Ровесницы. Родгар напомнил себе, что на самом деле Сандра – вовсе не ровесница Тилли. Это он все еще воспринимает сестренку, как девятилетнюю, какой видел ее в последний раз – но на самом деле Сандре уже пятнадцать. Отец, быть может, уже выдал ее замуж – или сделает это в ближайшее время. Дабы еще при жизни удостовериться, что его род не угаснет. Раз прямая мужская линия прерывается на Родгаре, титул должен перейти к мужу его сестры. Но, конечно же, старый граф не будет хвататься за первого попавшегося дворянчика и подберет для дочери достойную такого титула партию. Какого-нибудь высокородного лорда; возможно – вернувшегося со Священной войны. Вернувшегося, разумеется, героем, а не дезертиром, получившего на это разрешение короля...

«Ах, графиня, какое чудесное у вас ожерелье!»

«Спасибо, баронесса. Это свадебный подарок моего мужа».

«Восхитительная вещица. Какая тонкая работа! Не поделится ли он с моим супругом адресом ювелира, у которого делал заказ?»

«Он не заказывал это ожерелье. Он взял его как боевой трофей. В каком-то Эль... Эль-Хурейме, кажется, если я правильно запомнила это варварское название».

«Ах, графиня, я вам так завидую! У вас такой доблестный муж! Не то что мой тюфяк, которого не выгонишь из замка даже на охоту! Представьте себе – дворянин, за всю жизнь не убивший даже кабана!»

И собеседницы, конечно, даже на миг не задумаются о той, чью шею это ожерелье украшало прежде. И что стало с ней и ее детьми.

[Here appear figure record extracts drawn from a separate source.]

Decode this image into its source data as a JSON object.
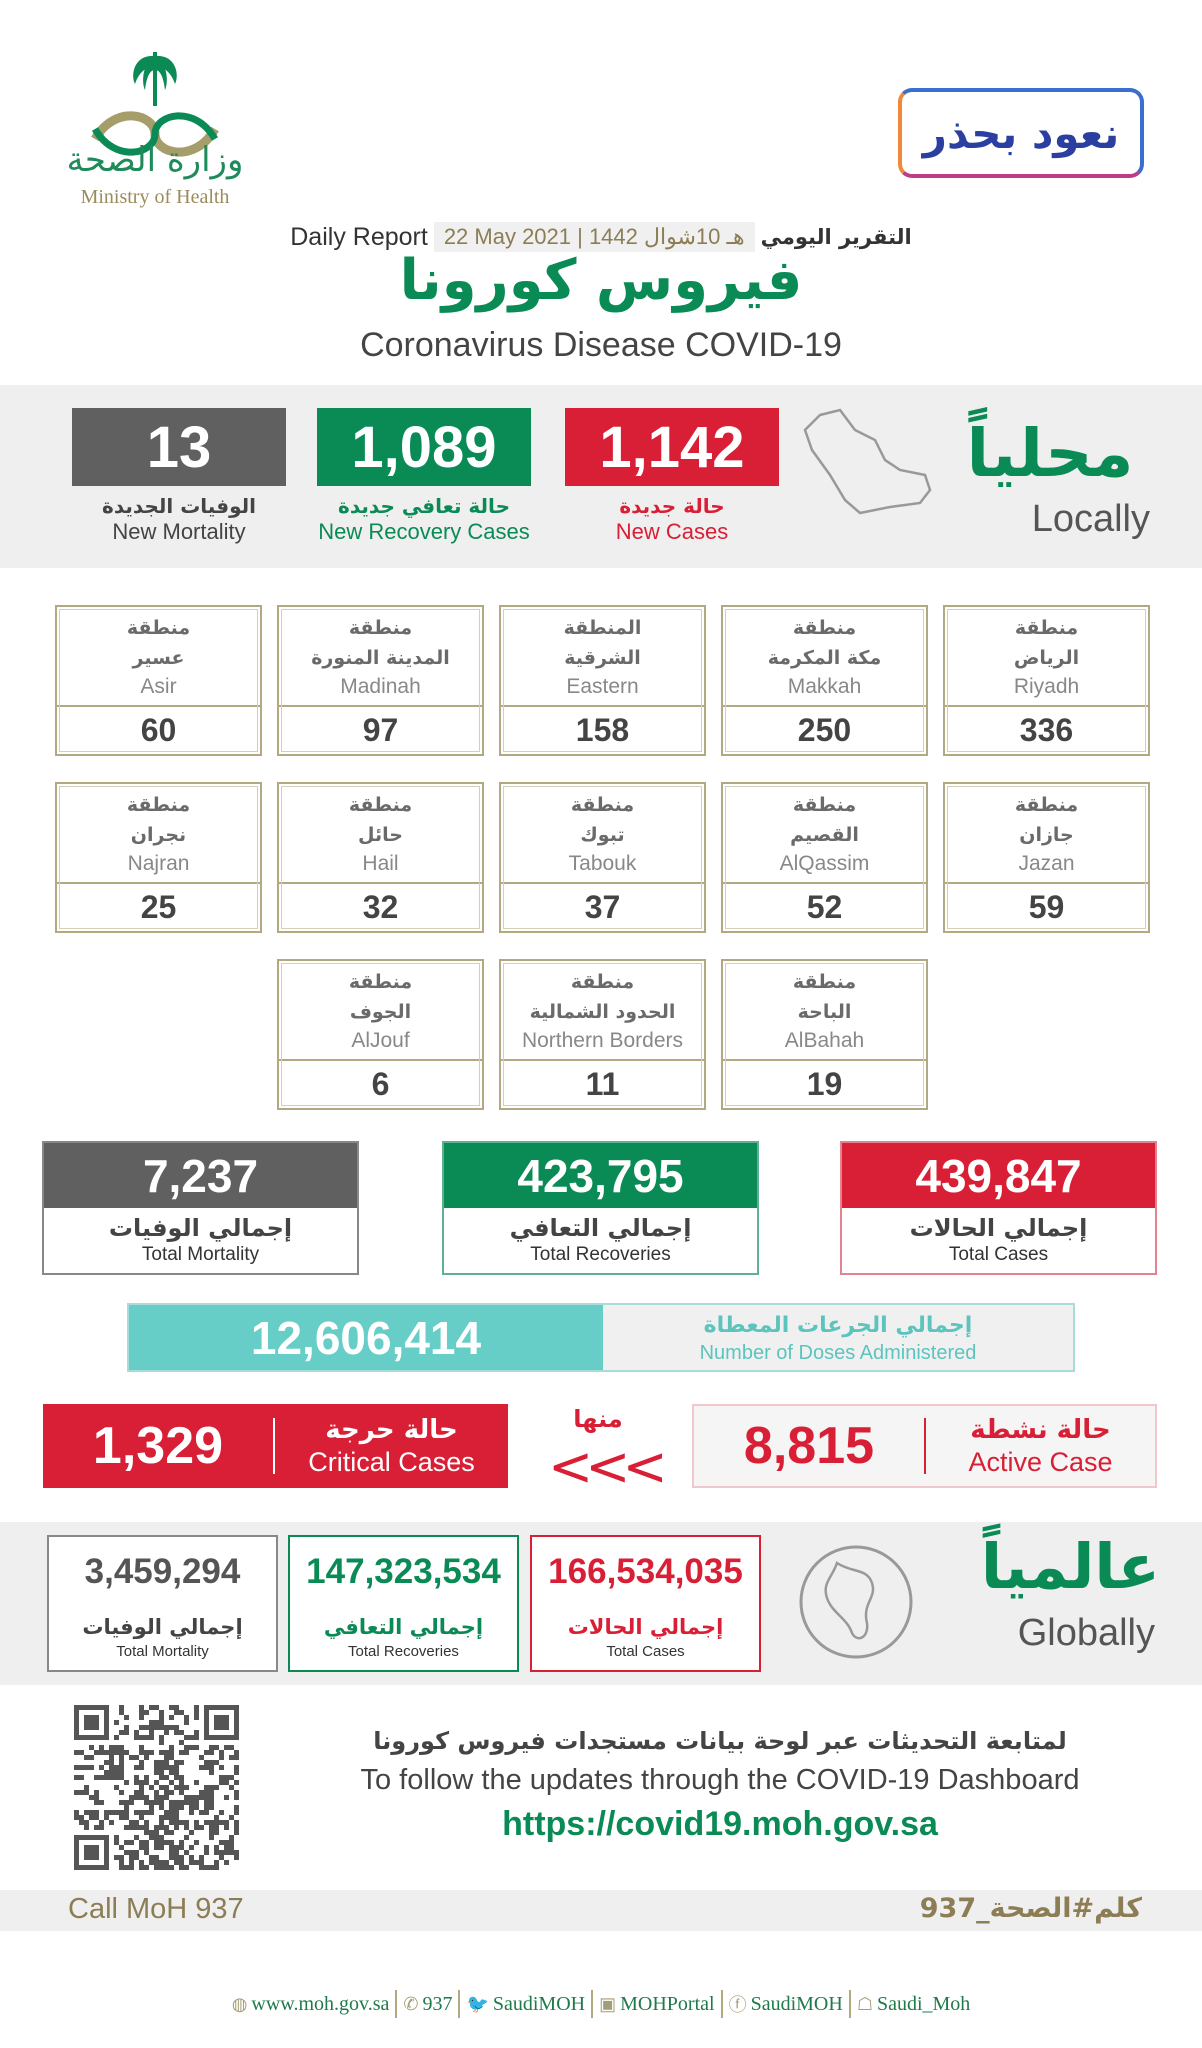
{
  "header": {
    "logo_ar": "وزارة الصحة",
    "logo_en": "Ministry of Health",
    "campaign_logo": "نعود بحذر",
    "report_en": "Daily Report",
    "report_date": "22 May 2021 | 1442 هـ 10شوال",
    "report_ar": "التقرير اليومي",
    "title_ar": "فيروس كورونا",
    "title_en": "Coronavirus Disease COVID-19"
  },
  "locally": {
    "label_ar": "محلياً",
    "label_en": "Locally",
    "new_cases": {
      "value": "1,142",
      "ar": "حالة جديدة",
      "en": "New Cases",
      "color": "#d81f35"
    },
    "new_recovery": {
      "value": "1,089",
      "ar": "حالة تعافي جديدة",
      "en": "New Recovery Cases",
      "color": "#0a8a55"
    },
    "new_mortality": {
      "value": "13",
      "ar": "الوفيات الجديدة",
      "en": "New Mortality",
      "color": "#606060"
    }
  },
  "regions": [
    {
      "ar1": "منطقة",
      "ar2": "الرياض",
      "en": "Riyadh",
      "value": "336"
    },
    {
      "ar1": "منطقة",
      "ar2": "مكة المكرمة",
      "en": "Makkah",
      "value": "250"
    },
    {
      "ar1": "المنطقة",
      "ar2": "الشرقية",
      "en": "Eastern",
      "value": "158"
    },
    {
      "ar1": "منطقة",
      "ar2": "المدينة المنورة",
      "en": "Madinah",
      "value": "97"
    },
    {
      "ar1": "منطقة",
      "ar2": "عسير",
      "en": "Asir",
      "value": "60"
    },
    {
      "ar1": "منطقة",
      "ar2": "جازان",
      "en": "Jazan",
      "value": "59"
    },
    {
      "ar1": "منطقة",
      "ar2": "القصيم",
      "en": "AlQassim",
      "value": "52"
    },
    {
      "ar1": "منطقة",
      "ar2": "تبوك",
      "en": "Tabouk",
      "value": "37"
    },
    {
      "ar1": "منطقة",
      "ar2": "حائل",
      "en": "Hail",
      "value": "32"
    },
    {
      "ar1": "منطقة",
      "ar2": "نجران",
      "en": "Najran",
      "value": "25"
    },
    {
      "ar1": "منطقة",
      "ar2": "الباحة",
      "en": "AlBahah",
      "value": "19"
    },
    {
      "ar1": "منطقة",
      "ar2": "الحدود الشمالية",
      "en": "Northern Borders",
      "value": "11"
    },
    {
      "ar1": "منطقة",
      "ar2": "الجوف",
      "en": "AlJouf",
      "value": "6"
    }
  ],
  "totals": {
    "cases": {
      "value": "439,847",
      "ar": "إجمالي الحالات",
      "en": "Total Cases",
      "color": "#d81f35"
    },
    "recoveries": {
      "value": "423,795",
      "ar": "إجمالي التعافي",
      "en": "Total Recoveries",
      "color": "#0a8a55"
    },
    "mortality": {
      "value": "7,237",
      "ar": "إجمالي الوفيات",
      "en": "Total Mortality",
      "color": "#606060"
    }
  },
  "doses": {
    "value": "12,606,414",
    "ar": "إجمالي الجرعات المعطاة",
    "en": "Number of Doses Administered",
    "color": "#66cdc7"
  },
  "active": {
    "value": "8,815",
    "ar": "حالة نشطة",
    "en": "Active Case"
  },
  "of_which": "منها",
  "arrows": "<<<",
  "critical": {
    "value": "1,329",
    "ar": "حالة حرجة",
    "en": "Critical Cases"
  },
  "global": {
    "label_ar": "عالمياً",
    "label_en": "Globally",
    "cases": {
      "value": "166,534,035",
      "ar": "إجمالي الحالات",
      "en": "Total Cases",
      "color": "#d81f35"
    },
    "recoveries": {
      "value": "147,323,534",
      "ar": "إجمالي التعافي",
      "en": "Total Recoveries",
      "color": "#0a8a55"
    },
    "mortality": {
      "value": "3,459,294",
      "ar": "إجمالي الوفيات",
      "en": "Total Mortality",
      "color": "#606060"
    }
  },
  "dashboard": {
    "ar": "لمتابعة التحديثات عبر لوحة بيانات مستجدات فيروس كورونا",
    "en": "To follow the updates through the COVID-19 Dashboard",
    "url": "https://covid19.moh.gov.sa"
  },
  "call": {
    "en": "Call MoH 937",
    "ar": "كلم#الصحة_937"
  },
  "footer": [
    {
      "icon": "globe-icon",
      "glyph": "◍",
      "label": "www.moh.gov.sa"
    },
    {
      "icon": "phone-icon",
      "glyph": "✆",
      "label": "937"
    },
    {
      "icon": "twitter-icon",
      "glyph": "🐦",
      "label": "SaudiMOH"
    },
    {
      "icon": "youtube-icon",
      "glyph": "▣",
      "label": "MOHPortal"
    },
    {
      "icon": "facebook-icon",
      "glyph": "ⓕ",
      "label": "SaudiMOH"
    },
    {
      "icon": "snapchat-icon",
      "glyph": "☖",
      "label": "Saudi_Moh"
    }
  ]
}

И, наверное, хорошо, что не задумаются. Разве он не хочет своей сестре счастья? Разве он пожелал бы ей... своей собственной судьбы?

«Родгар, я нашла дупло! Но орехов там нет…»

«Ну ладно, ничего страшного».

«Зато там целых четыре яйца!»

«Отлично! Аккуратно надколи их и выпей содержимое».

«Да уж разберусь!»

«Извини, Тилли, – улыбнулся Родгар. – Забыл, какая ты уже большая девочка».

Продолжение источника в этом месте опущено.